Junge Menschen, die gegen den Klimawandel demonstrieren und manchen Älteren zu radikal sind. Oder die Alterung der Gesellschaft und die Kosten dafür, die vor allem die arbeitende Bevölkerung zu tragen hat. Das sind nur zwei Beispiele dafür, dass die Balance zwischen den Generationen unter Druck ist.
Driften die Altersgruppen deshalb auseinander? Das Berner Generationenhaus, eine Institution mit Begegnungs-, Beratungs- und Kulturangeboten, wollte es genauer wissen, und liess die Befindlichkeit und den Zusammenhalt der Generationen untersuchen. Die gute Nachricht dieses Generationenbarometers: Einen tiefen Graben gibt es nicht.
Andere Bruchlinien in der Gesellschaft werden stärker empfunden. So finden 71 Prozent der Befragten, die Schweiz drifte zwischen Arm und Reich auseinander, 57 Prozent geben an, es gebe eine Kluft zwischen links und rechts. Für 49 Prozent gibt es einen Stadt-Land-Konflikt. Doch nur 33 Prozent finden, zwischen Alt und Jung tue sich ein Graben auf. Diese Bruchlinie wird gleich stark empfunden wie der Röstigraben.
Lasten tragen die Jungen
Detlef Vögeli ist verantwortlich für das Veranstaltungsprogramm im Generationenhaus. Ihn überrascht dieses Ergebnis nicht. «Das deckt sich ja auch mit unseren Erfahrungen vor allem zu Beginn der Coronakrise, wir erlebten eine grosse Generationensolidarität.»
Zugleich zeige die Studie aber auch die Befürchtungen, dass die Auswirkungen des Klimawandels, der Sicherung der Altersvorsorge oder des Wandels der Arbeitswelt vor allem die jüngere Generation zu tragen habe.
Junge sollen mehr Rücksicht nehmen
Eine weitere Erkenntnis des Generationenbarometers: Die Gesellschaft erwartet von den jüngeren Menschen mehr als von den Älteren, wie Studienautor Michael Hermann vom Forschungsinstitut Sotomo erklärt. «So wird von den Jungen etwa erwartet, dass sie mehr Rücksicht nehmen, weniger fliegen, wenn sie schon ökologisch sind. Oder, dass sie sich stärker politisch beteiligen.»
Beim Beitrag, den die ältere Generation leisten könnte, sind die Befragten zurückhaltender.

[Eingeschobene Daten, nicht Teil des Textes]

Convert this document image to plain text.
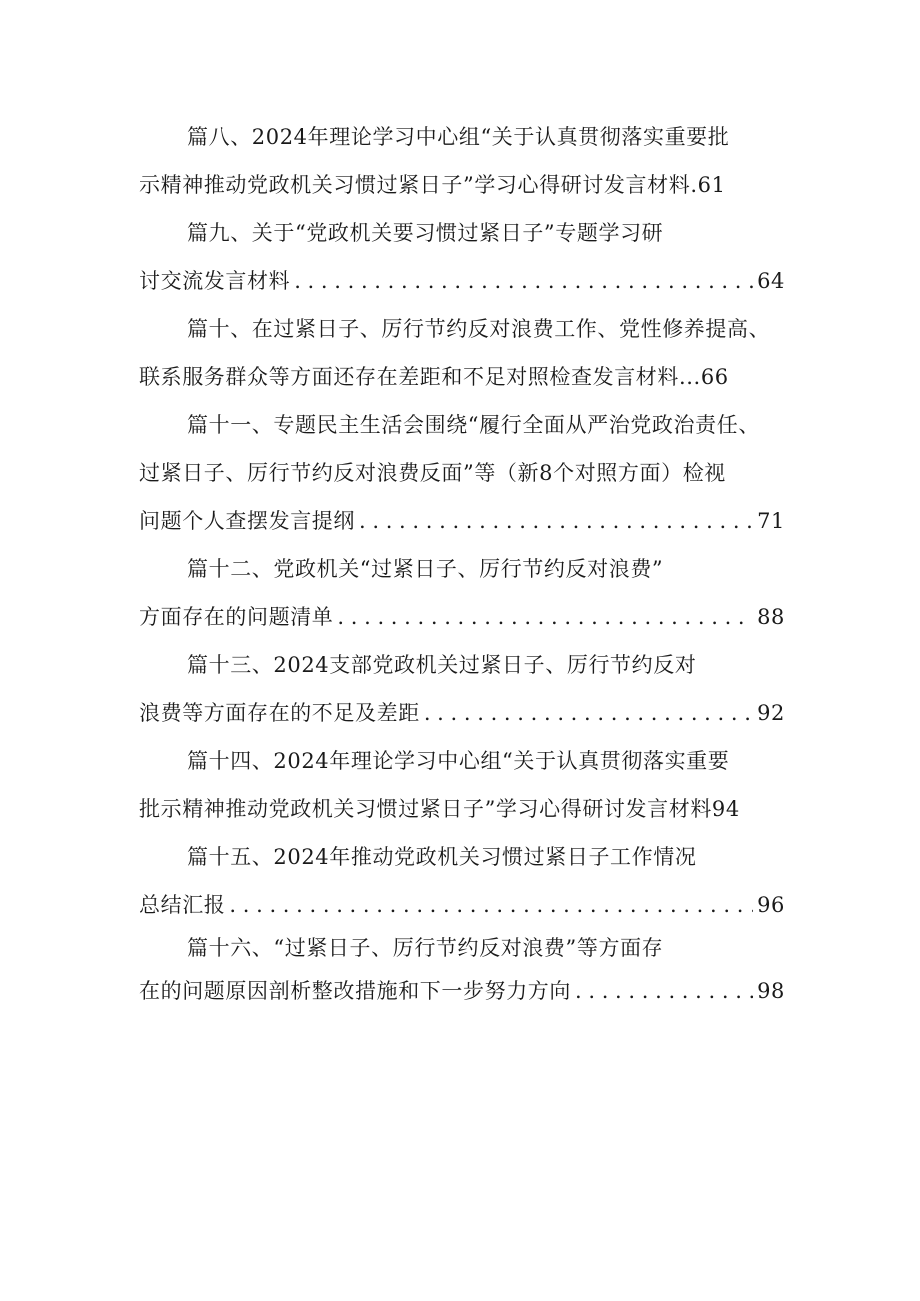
篇八、2024年理论学习中心组“关于认真贯彻落实重要批
示精神推动党政机关习惯过紧日子”学习心得研讨发言材料.61
篇九、关于“党政机关要习惯过紧日子”专题学习研
讨交流发言材料 . . .	64
篇十、在过紧日子、厉行节约反对浪费工作、党性修养提高、
联系服务群众等方面还存在差距和不足对照检查发言材料...66
篇十一、专题民主生活会围绕“履行全面从严治党政治责任、
过紧日子、厉行节约反对浪费反面”等（新8个对照方面）检视
问题个人查摆发言提纲 . . .	71
篇十二、党政机关“过紧日子、厉行节约反对浪费”
方面存在的问题清单 . . .	88
篇十三、2024支部党政机关过紧日子、厉行节约反对
浪费等方面存在的不足及差距 . . .	92
篇十四、2024年理论学习中心组“关于认真贯彻落实重要
批示精神推动党政机关习惯过紧日子”学习心得研讨发言材料94
篇十五、2024年推动党政机关习惯过紧日子工作情况
总结汇报 . . .	96
篇十六、“过紧日子、厉行节约反对浪费”等方面存
在的问题原因剖析整改措施和下一步努力方向 . . .	98
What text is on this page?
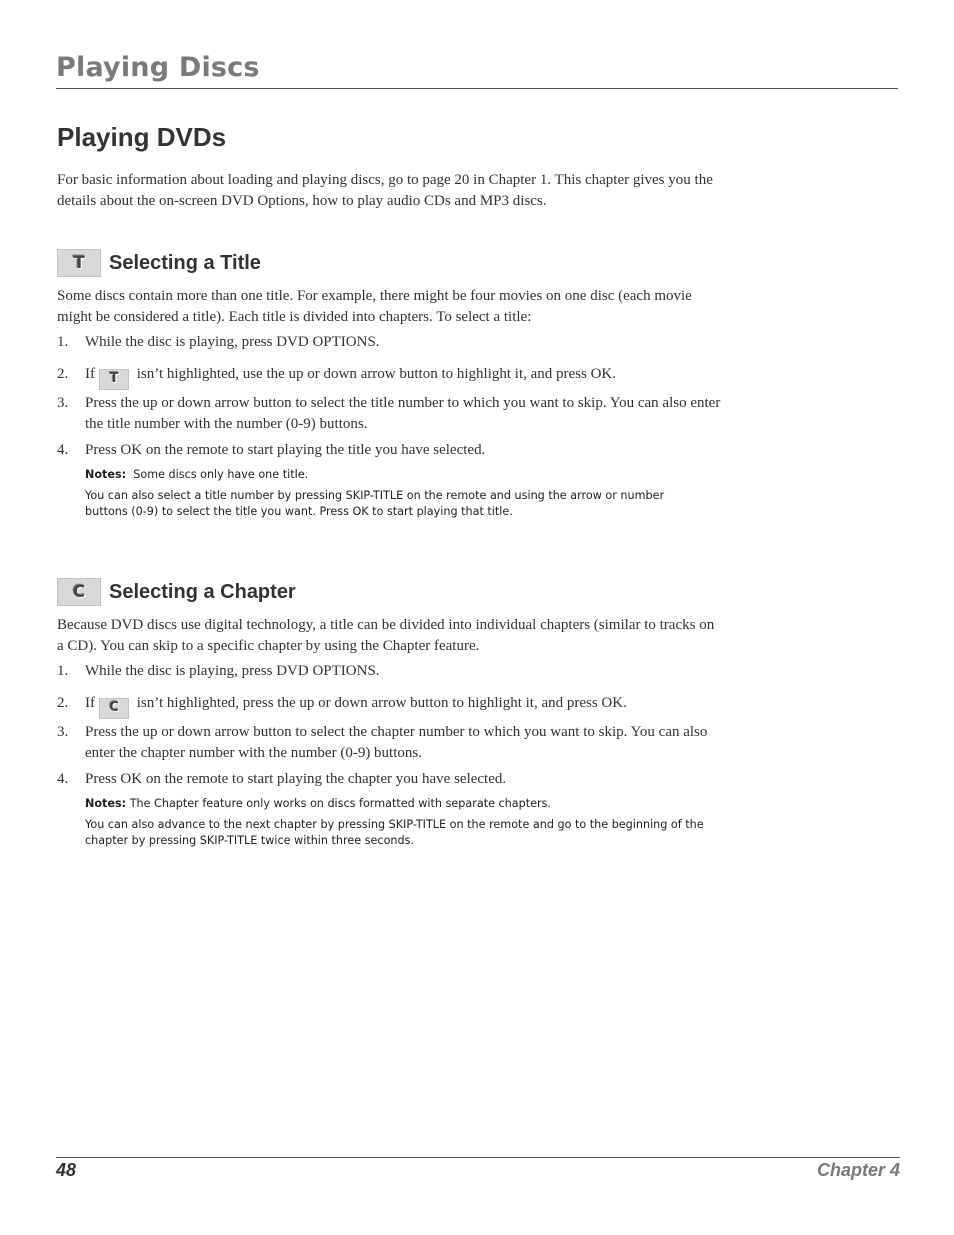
Playing Discs
Playing DVDs
For basic information about loading and playing discs, go to page 20 in Chapter 1. This chapter gives you the details about the on-screen DVD Options, how to play audio CDs and MP3 discs.
T Selecting a Title
Some discs contain more than one title. For example, there might be four movies on one disc (each movie might be considered a title). Each title is divided into chapters. To select a title:
1.	While the disc is playing, press DVD OPTIONS.
2.	If T isn’t highlighted, use the up or down arrow button to highlight it, and press OK.
3.	Press the up or down arrow button to select the title number to which you want to skip. You can also enter the title number with the number (0-9) buttons.
4.	Press OK on the remote to start playing the title you have selected.
Notes: Some discs only have one title.
You can also select a title number by pressing SKIP-TITLE on the remote and using the arrow or number buttons (0-9) to select the title you want. Press OK to start playing that title.
C Selecting a Chapter
Because DVD discs use digital technology, a title can be divided into individual chapters (similar to tracks on a CD). You can skip to a specific chapter by using the Chapter feature.
1.	While the disc is playing, press DVD OPTIONS.
2.	If C isn’t highlighted, press the up or down arrow button to highlight it, and press OK.
3.	Press the up or down arrow button to select the chapter number to which you want to skip. You can also enter the chapter number with the number (0-9) buttons.
4.	Press OK on the remote to start playing the chapter you have selected.
Notes: The Chapter feature only works on discs formatted with separate chapters.
You can also advance to the next chapter by pressing SKIP-TITLE on the remote and go to the beginning of the chapter by pressing SKIP-TITLE twice within three seconds.
48	Chapter 4
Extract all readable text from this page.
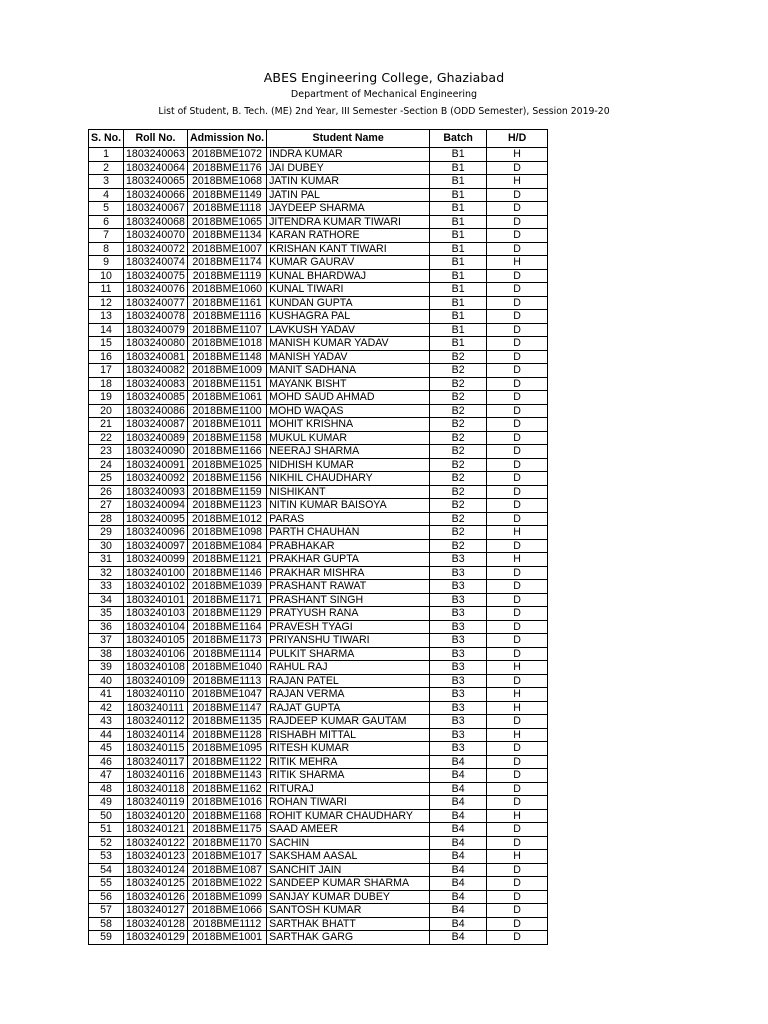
ABES Engineering College, Ghaziabad
Department of Mechanical Engineering
List of Student, B. Tech. (ME) 2nd Year, III Semester -Section B (ODD Semester), Session 2019-20
S. No.	Roll No.	Admission No.	Student Name	Batch	H/D
1	1803240063	2018BME1072	INDRA KUMAR	B1	H
2	1803240064	2018BME1176	JAI DUBEY	B1	D
3	1803240065	2018BME1068	JATIN KUMAR	B1	H
4	1803240066	2018BME1149	JATIN PAL	B1	D
5	1803240067	2018BME1118	JAYDEEP SHARMA	B1	D
6	1803240068	2018BME1065	JITENDRA KUMAR TIWARI	B1	D
7	1803240070	2018BME1134	KARAN RATHORE	B1	D
8	1803240072	2018BME1007	KRISHAN KANT TIWARI	B1	D
9	1803240074	2018BME1174	KUMAR GAURAV	B1	H
10	1803240075	2018BME1119	KUNAL BHARDWAJ	B1	D
11	1803240076	2018BME1060	KUNAL TIWARI	B1	D
12	1803240077	2018BME1161	KUNDAN GUPTA	B1	D
13	1803240078	2018BME1116	KUSHAGRA PAL	B1	D
14	1803240079	2018BME1107	LAVKUSH YADAV	B1	D
15	1803240080	2018BME1018	MANISH KUMAR YADAV	B1	D
16	1803240081	2018BME1148	MANISH YADAV	B2	D
17	1803240082	2018BME1009	MANIT SADHANA	B2	D
18	1803240083	2018BME1151	MAYANK BISHT	B2	D
19	1803240085	2018BME1061	MOHD SAUD AHMAD	B2	D
20	1803240086	2018BME1100	MOHD WAQAS	B2	D
21	1803240087	2018BME1011	MOHIT KRISHNA	B2	D
22	1803240089	2018BME1158	MUKUL KUMAR	B2	D
23	1803240090	2018BME1166	NEERAJ SHARMA	B2	D
24	1803240091	2018BME1025	NIDHISH KUMAR	B2	D
25	1803240092	2018BME1156	NIKHIL CHAUDHARY	B2	D
26	1803240093	2018BME1159	NISHIKANT	B2	D
27	1803240094	2018BME1123	NITIN KUMAR BAISOYA	B2	D
28	1803240095	2018BME1012	PARAS	B2	D
29	1803240096	2018BME1098	PARTH CHAUHAN	B2	H
30	1803240097	2018BME1084	PRABHAKAR	B2	D
31	1803240099	2018BME1121	PRAKHAR GUPTA	B3	H
32	1803240100	2018BME1146	PRAKHAR MISHRA	B3	D
33	1803240102	2018BME1039	PRASHANT RAWAT	B3	D
34	1803240101	2018BME1171	PRASHANT SINGH	B3	D
35	1803240103	2018BME1129	PRATYUSH RANA	B3	D
36	1803240104	2018BME1164	PRAVESH TYAGI	B3	D
37	1803240105	2018BME1173	PRIYANSHU TIWARI	B3	D
38	1803240106	2018BME1114	PULKIT SHARMA	B3	D
39	1803240108	2018BME1040	RAHUL RAJ	B3	H
40	1803240109	2018BME1113	RAJAN PATEL	B3	D
41	1803240110	2018BME1047	RAJAN VERMA	B3	H
42	1803240111	2018BME1147	RAJAT GUPTA	B3	H
43	1803240112	2018BME1135	RAJDEEP KUMAR GAUTAM	B3	D
44	1803240114	2018BME1128	RISHABH MITTAL	B3	H
45	1803240115	2018BME1095	RITESH KUMAR	B3	D
46	1803240117	2018BME1122	RITIK MEHRA	B4	D
47	1803240116	2018BME1143	RITIK SHARMA	B4	D
48	1803240118	2018BME1162	RITURAJ	B4	D
49	1803240119	2018BME1016	ROHAN TIWARI	B4	D
50	1803240120	2018BME1168	ROHIT KUMAR CHAUDHARY	B4	H
51	1803240121	2018BME1175	SAAD AMEER	B4	D
52	1803240122	2018BME1170	SACHIN	B4	D
53	1803240123	2018BME1017	SAKSHAM AASAL	B4	H
54	1803240124	2018BME1087	SANCHIT JAIN	B4	D
55	1803240125	2018BME1022	SANDEEP KUMAR SHARMA	B4	D
56	1803240126	2018BME1099	SANJAY KUMAR DUBEY	B4	D
57	1803240127	2018BME1066	SANTOSH KUMAR	B4	D
58	1803240128	2018BME1112	SARTHAK BHATT	B4	D
59	1803240129	2018BME1001	SARTHAK GARG	B4	D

Am häufigsten geäussert wird der Wunsch, dass die Seniorinnen und Senioren Infrastrukturen wie den öffentlichen Verkehr weniger zu Stosszeiten nutzen.
Gemeinschaftsdienst für alle
Das Generationenbarometer geht auch der Frage nach, welche politischen Reformen einen Beitrag zum gesellschaftlichen Zusammenhalt der Altersgruppen leisten könnten. Besonders gut kommt ein obligatorischer Gemeinschaftsdienst für alle Männer und Frauen ab 18 Jahren an. 74 Prozent der Befragten finden einen solchen Dienst, der beim Militär, aber auch in der Pflege geleistet werden könnte, eine gute oder sehr gute Idee. 24 Prozent sind sehr oder eher dagegen.
Detlef Vögeli vom Generationenhaus kann einem solchen Dienst durchaus Positives abgewinnen. Er könnte zum Beispiel helfen, die Altenpflege zu entlasten. Doch Vögeli hat auch einen Einwand: «Die Frage ist aber für die Balance der Generationen, ob man da nicht auch wieder vor allem der jüngeren Generation mehr Last auferlegt.»
Stimmrecht ab 16 kommt schlecht an
Eine Reform zugunsten der jüngeren Generation wäre die Einführung des Stimm- und Wahlrechtsalters 16, Jugendliche würden damit politisch stärker beteiligt. In der Herbstsession sagte der Nationalrat Ja zu einem entsprechenden Vorstoss.
Im Generationenbaromter findet das allerdings nur wenig Anklang. Während sich dies 28 Prozent der Befragten klar oder eher vorstellen könnten, wollen 69 Prozent davon deutlich oder eher nichts wissen.